Бракованная жена. Я украла дочь ярла - Анастасия Миллюр
Келленвайн. Улыбнулся. Лейле.
Святой макаронный монстр…
В груди все сдавило, дыхание перехватило, а на глаза навернулись непонятные мне слезы.
— У меня есть кое-что для тебя, Лейла, — проговорил Келленвайн незнакомым мягким тоном, от которого давление под ребрами лишь усилилось.
И пока я пыталась справиться с волной неожиданных эмоций, он протянул крохе куклу. Глазки Лейлы буквально загорелись от радости, и она торопливо схватила подарок и уставилась на него со смесью восторга и неверия.
— Моя Лей… — пробормотала она и погладила куколку по волосикам. — Папа, спасибо!
Мне показалось, или Келленвайн и правда вздрогнул?
* * *
Келленвайн
— Ты попал, друг мой, — проговорил Микул, хлопнув меня по плечу.
А я даже не собирался спорить, наблюдая за Абигайль и Лейлой, которые, укрывшись шкурами, мирно спали в палатке. От них не хотелось отводить взгляда ни на миг. Ведь только пока они были в поле моего зрения, тошнотворное сосущее чувство в животе и боль в грудине отступали.

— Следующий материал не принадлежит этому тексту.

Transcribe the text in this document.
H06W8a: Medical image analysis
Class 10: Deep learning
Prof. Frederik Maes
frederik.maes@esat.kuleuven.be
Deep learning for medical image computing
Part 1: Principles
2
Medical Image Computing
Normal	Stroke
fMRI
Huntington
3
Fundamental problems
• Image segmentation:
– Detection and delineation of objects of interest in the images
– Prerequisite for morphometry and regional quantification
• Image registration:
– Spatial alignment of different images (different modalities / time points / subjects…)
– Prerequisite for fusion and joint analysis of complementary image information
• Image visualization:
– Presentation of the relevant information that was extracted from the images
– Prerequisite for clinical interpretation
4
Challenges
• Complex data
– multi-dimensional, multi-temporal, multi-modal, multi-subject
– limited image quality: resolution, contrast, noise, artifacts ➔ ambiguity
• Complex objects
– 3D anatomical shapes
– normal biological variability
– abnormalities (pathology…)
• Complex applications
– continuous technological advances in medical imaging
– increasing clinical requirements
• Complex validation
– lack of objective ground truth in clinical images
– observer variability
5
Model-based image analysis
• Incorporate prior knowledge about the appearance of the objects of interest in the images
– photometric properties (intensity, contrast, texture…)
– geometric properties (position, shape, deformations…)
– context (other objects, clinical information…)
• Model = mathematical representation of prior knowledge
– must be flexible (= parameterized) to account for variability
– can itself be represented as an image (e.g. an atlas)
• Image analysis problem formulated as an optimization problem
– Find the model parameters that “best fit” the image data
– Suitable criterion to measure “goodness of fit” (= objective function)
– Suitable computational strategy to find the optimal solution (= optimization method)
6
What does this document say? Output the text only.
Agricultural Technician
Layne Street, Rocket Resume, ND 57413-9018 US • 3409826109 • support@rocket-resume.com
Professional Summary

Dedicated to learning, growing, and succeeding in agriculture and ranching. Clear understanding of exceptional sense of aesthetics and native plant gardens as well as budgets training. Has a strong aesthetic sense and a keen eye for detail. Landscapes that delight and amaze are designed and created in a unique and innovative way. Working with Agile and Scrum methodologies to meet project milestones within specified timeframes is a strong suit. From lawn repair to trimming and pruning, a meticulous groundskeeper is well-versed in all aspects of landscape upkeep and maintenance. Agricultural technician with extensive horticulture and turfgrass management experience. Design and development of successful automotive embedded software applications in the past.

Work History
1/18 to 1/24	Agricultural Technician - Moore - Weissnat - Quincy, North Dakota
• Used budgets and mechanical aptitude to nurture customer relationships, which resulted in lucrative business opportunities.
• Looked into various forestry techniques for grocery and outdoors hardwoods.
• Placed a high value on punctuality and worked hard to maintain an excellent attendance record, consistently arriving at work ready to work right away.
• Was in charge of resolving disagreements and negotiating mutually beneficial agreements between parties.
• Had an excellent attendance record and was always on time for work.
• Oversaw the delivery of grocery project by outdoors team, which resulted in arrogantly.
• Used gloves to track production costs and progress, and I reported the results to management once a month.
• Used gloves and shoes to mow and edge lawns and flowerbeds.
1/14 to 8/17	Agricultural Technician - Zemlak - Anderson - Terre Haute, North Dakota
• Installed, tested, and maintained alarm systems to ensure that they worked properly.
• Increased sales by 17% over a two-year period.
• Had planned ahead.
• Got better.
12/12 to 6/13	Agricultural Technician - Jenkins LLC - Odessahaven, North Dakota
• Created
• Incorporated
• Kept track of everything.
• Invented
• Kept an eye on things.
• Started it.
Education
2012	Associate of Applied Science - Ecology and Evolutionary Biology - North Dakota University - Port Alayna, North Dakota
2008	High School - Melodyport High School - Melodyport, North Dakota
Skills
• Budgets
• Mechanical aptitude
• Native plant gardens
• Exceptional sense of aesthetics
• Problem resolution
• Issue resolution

Подойдя к ним ближе, я поправил сбившуюся с плеча жены шкуру и осторожно, что бы не потревожить ее сон, убрал от лица белоснежную прядь волос. Она слабо вздохнула, будто даже во сне не разрешала себя касаться, и прижала к себе ближе нашу дочь.
Хозяйка туманов…
Абигайль вся была такая хрупкая и маленькая, но в то же время острая на язык и готовая ценой собственной жизнью защищать то, что ей дорого. В памяти вспыхнуло то, как она смело защищала Лейлу от собак, как шипела на меня дикой кошкой, как следила за мной с настороженностью во взгляде, готовая в любой момент выпустить когти.
Как раньше я мог быть таким слепым? Как не замечал, какая она на самом деле? Как мог обвинить ее в том, что она пыталась убить Лейлу?
Все дело в ненависти. Она застлала мне глаза пеленой и мешала увидеть дальше собственного носа. И раньше это было достаточным оправданием для меня.
Я пренебрегаю своей женой, потому что ненавидел ее. Да, так и было.
Влюбившись в Дафну еще зеленым юнцом, я не знал женщин, кроме нее, и какие бы красавицы меня не окружали, их красота меркла на фоне возлюбленной. Я никогда не сомневался в том, что она станет моей женой и матерью моих детей. Отправляясь на тот злополучный остров, я пообещал Даф, что по возвращении мы сыграем свадьбу.
Но на пиру в замке отца Абигайль, маленькая колдунья опоила меня до беспамятства, и мне ничего не оставалось, кроме как взять за нее ответственность. Я не мог позволить, чтобы у меня родился ублюдок.
Принося брачные обеты, я знал, что Даф для меня потеряна и надеялся лишь на то, что она сможет меня простить. Я бы не посмел сделать ее своей любовницей, она заслуживала счастливой семьи и дома, полного детишек. Мы должны были поговорить, она была смышленой и рассудительной. Дафна бы поняла меня, даже если бы ей было также больно, как и мне, но…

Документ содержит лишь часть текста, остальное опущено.